Пытаясь найти ответы на эти вопросы, Чаадаев переосмысливает божественную историю: «Ясно, что Бог, предоставив человеку свободу воли, отказался от части своего владычества в мире и представил место этому новому началу в мировом порядке; вот почему можно и должно ежечасно взывать к Нему о пришествии Царства Его на земле, т.е. о том, чтобы Он соблаговолил восстановить порядок вещей, господствовавший в мире, пока злоупотребление человеческой свободой еще не ввело в него зло» (Там же, с. 174).
Таким образом, философ доказывает существование двух законов: закона мира физического и закона мира нравственного. Закон физического мира, по Чаадаеву, имеет целью сохранение жизни физических существ природы, являющейся их совокупностью. Закон нравственного мира имеет целью сохранение жизни разумных существ и общества в целом.
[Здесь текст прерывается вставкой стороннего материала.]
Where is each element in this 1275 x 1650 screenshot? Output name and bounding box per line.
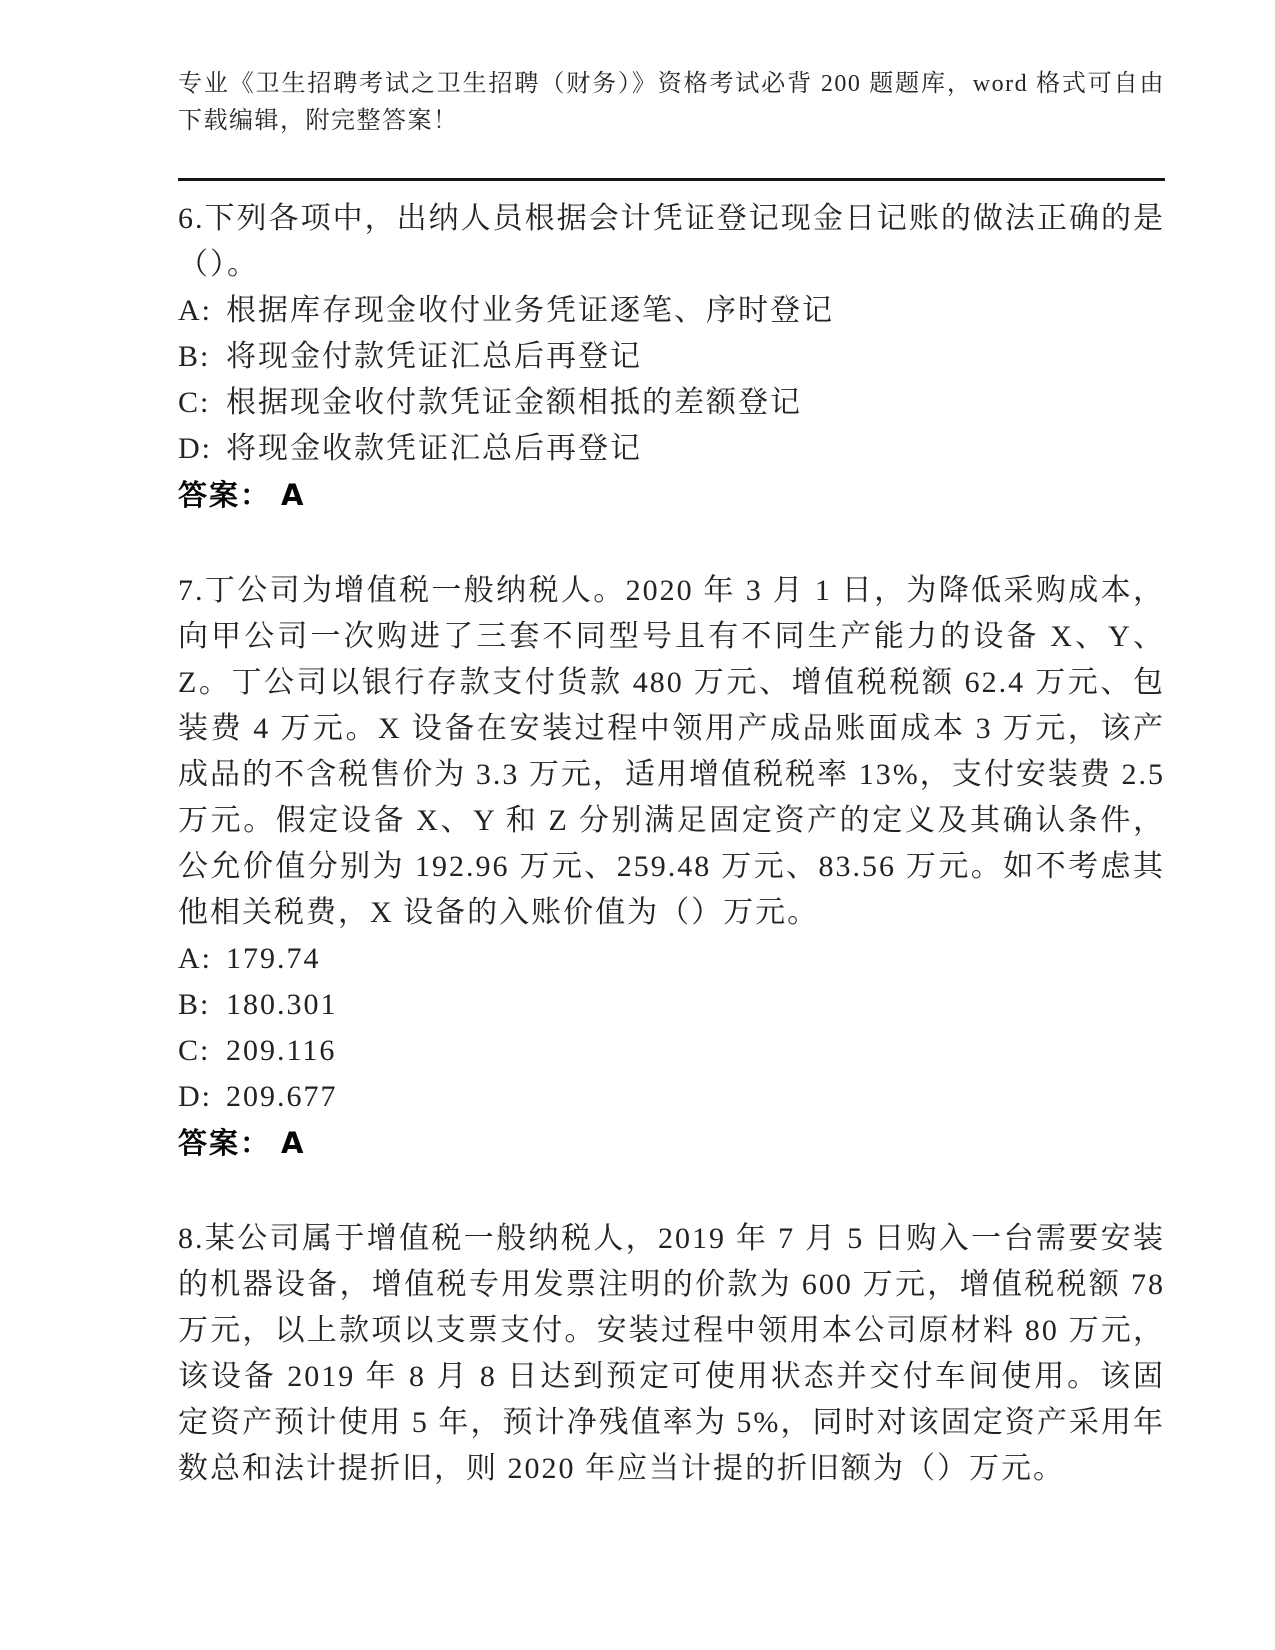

В этой связи мыслитель приходит к выводу о том, что на самом деле эти два закона составляют единый закон, который действует совершенно тождественно в той и в другой области.
Этот универсальный закон Чаадаев называет законом жизни или законом бытия: «Он не подлежит ни развитию, ни выработке. Развивается, вырабатывается жизнь, бытие, – закон остается неизменным. Человек может, конечно, в силу своей разумной и свободной природы не постигать законов этой природы, или знать их в той или другой степени совершенно, или же, зная закон, не подчиняться ему. Но тем не менее закон пребывает всегда неизменным, и так же неизменно действие его на человека» (Там же, с. 194–195).
Таким образом, мы видим, что согласно концепции Чаадаева божественная мудрость не пыталась затормозить движение истории, она не могла и не пыталась упразднить свободу в духовной области. Именно божественная мудрость «вложила в сердце человека задатки всех тех благ, которыми человеку дозволено пользоваться, и затем предоставила действовать человечеству» (Там же, с. 215).